Building data analysis capacity
To date, METS data have primarily been used to address questions and support the scientific goals of individual METS and ancillary projects. An important challenge and opportunity to enhance the scientific impact of METS is to build capacity for data analysis and synthesis across METS and with complementary multi-platform observations to address spatial patterns of biogeochemical variability and change. This RCN’s development of a FAIR METS data model framework will be critical in supporting these efforts. To build capacity among emerging leaders in the oceanographic community and foster hands-on instruction, peer learning, and collaboration, the METS RCN will convene a METS data hackathon geared toward early career participants (student, postdocs, new faculty) that follows an Oceanhackweek format, which is described below:
“The hackweek model has emerged within the data science community as a powerful tool for fostering exchange of ideas in research and computation by providing training in modern data analysis workflows. In contrast to conventional academic conferences or workshops, hackweeks are intensive and interactive, facilitated by three core components: tutorials on state-of-the-art methodology, peer-learning, and on-site project work in a collaborative environment. This setup is particularly powerful for sciences that require not only domain-specific knowledge, but also effective computational workflows to foster rapid exchange of ideas and make discovery….”

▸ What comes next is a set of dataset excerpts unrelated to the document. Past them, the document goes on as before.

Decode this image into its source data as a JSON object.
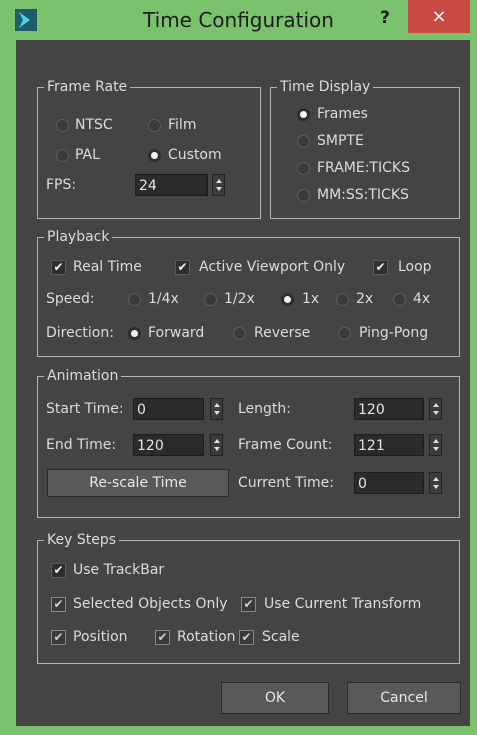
{
  "window": {
    "title": "Time Configuration",
    "help_label": "?",
    "close_label": "×"
  },
  "frame_rate": {
    "title": "Frame Rate",
    "options": [
      "NTSC",
      "Film",
      "PAL",
      "Custom"
    ],
    "selected": "Custom",
    "fps_label": "FPS:",
    "fps_value": "24"
  },
  "time_display": {
    "title": "Time Display",
    "options": [
      "Frames",
      "SMPTE",
      "FRAME:TICKS",
      "MM:SS:TICKS"
    ],
    "selected": "Frames"
  },
  "playback": {
    "title": "Playback",
    "real_time": "Real Time",
    "active_viewport_only": "Active Viewport Only",
    "loop": "Loop",
    "speed_label": "Speed:",
    "speed_options": [
      "1/4x",
      "1/2x",
      "1x",
      "2x",
      "4x"
    ],
    "speed_selected": "1x",
    "direction_label": "Direction:",
    "direction_options": [
      "Forward",
      "Reverse",
      "Ping-Pong"
    ],
    "direction_selected": "Forward"
  },
  "animation": {
    "title": "Animation",
    "start_time_label": "Start Time:",
    "start_time": "0",
    "length_label": "Length:",
    "length": "120",
    "end_time_label": "End Time:",
    "end_time": "120",
    "frame_count_label": "Frame Count:",
    "frame_count": "121",
    "rescale_label": "Re-scale Time",
    "current_time_label": "Current Time:",
    "current_time": "0"
  },
  "key_steps": {
    "title": "Key Steps",
    "use_trackbar": "Use TrackBar",
    "selected_objects_only": "Selected Objects Only",
    "use_current_transform": "Use Current Transform",
    "position": "Position",
    "rotation": "Rotation",
    "scale": "Scale"
  },
  "buttons": {
    "ok": "OK",
    "cancel": "Cancel"
  },
  "colors": {
    "frame": "#7ac26b",
    "client": "#444444",
    "close": "#c84a43"
  },
  "icons": [
    "app-icon",
    "help-icon",
    "close-icon",
    "spinner-icon",
    "checkmark-icon"
  ]
}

While a great deal of funding is invested in the collection of METS and other oceanographic data, there is little explicit investment in the follow-on synthesis and data analysis work that is needed to realize the full scientific potential of these data. The oceanography community faces “big data” informatics and cyber-infrastructure challenges, including combining very large oceanographic datasets spanning a wide range of spatiotemporal scales, as well as data derived from multiple platforms and disciplines. The METS RCN will accelerate progress toward Harnessing the Data Revolution (NSF Big Idea) by building analysis tools and capacity to integrate diverse datasets. Lead PI Benway has been in contact with Oceanhackweek lead organizers to query alignment of METS RCN capacity building objectives with the Oceanhackweek model and has received a positive response (see letter of collaboration). Potential hackathon modules might include:
- Statistics and visualization – Combining data across METS to view temporal trends in a broader spatial context provides insight on marine ecosystem links to regional climate indices, local anthropogenic impacts, etc., which can inform prediction and decision making. For example, T. O’Brien (RCN Steering Committee) has adapted and applied statistical methods to analyze trends in METS variables from globally distributed time series stations against a backdrop of satellite data (O’Brien et al., 2017).
- METS data for modelers – It is important for time series data to be assimilated into numerical modeling frameworks that may elucidate cause and effect scenarios not easily perceived through simple statistical analyses. To facilitate increased use of time series data by the modeling community and improve communication and exchanges between observationalists and modelers, the use of shared repositories such as GitHub can stimulate the development of community-driven, open source code for extracting, quality-controlling, and gridding time series data. Simply creating shared post-processing scripts that can be tailored for each individual modelers’ needs will significantly decrease duplicative efforts, increase access to time series data, and improve validation of numerical models.
- Data integration - Monitoring ocean change requires a sustained, globally distributed network of observatories that integrates shipboard, autonomous, and remote sensing platforms, which is generating increasingly complex data streams. Many METS sites have actually incorporated autonomous assets, including gliders, profiling floats, and wirewalkers to name a few, and many ancillary project participants deploy complementary instrumentation on an ad hoc basis. The integration of data across these different platforms is an important area for building computational capacity.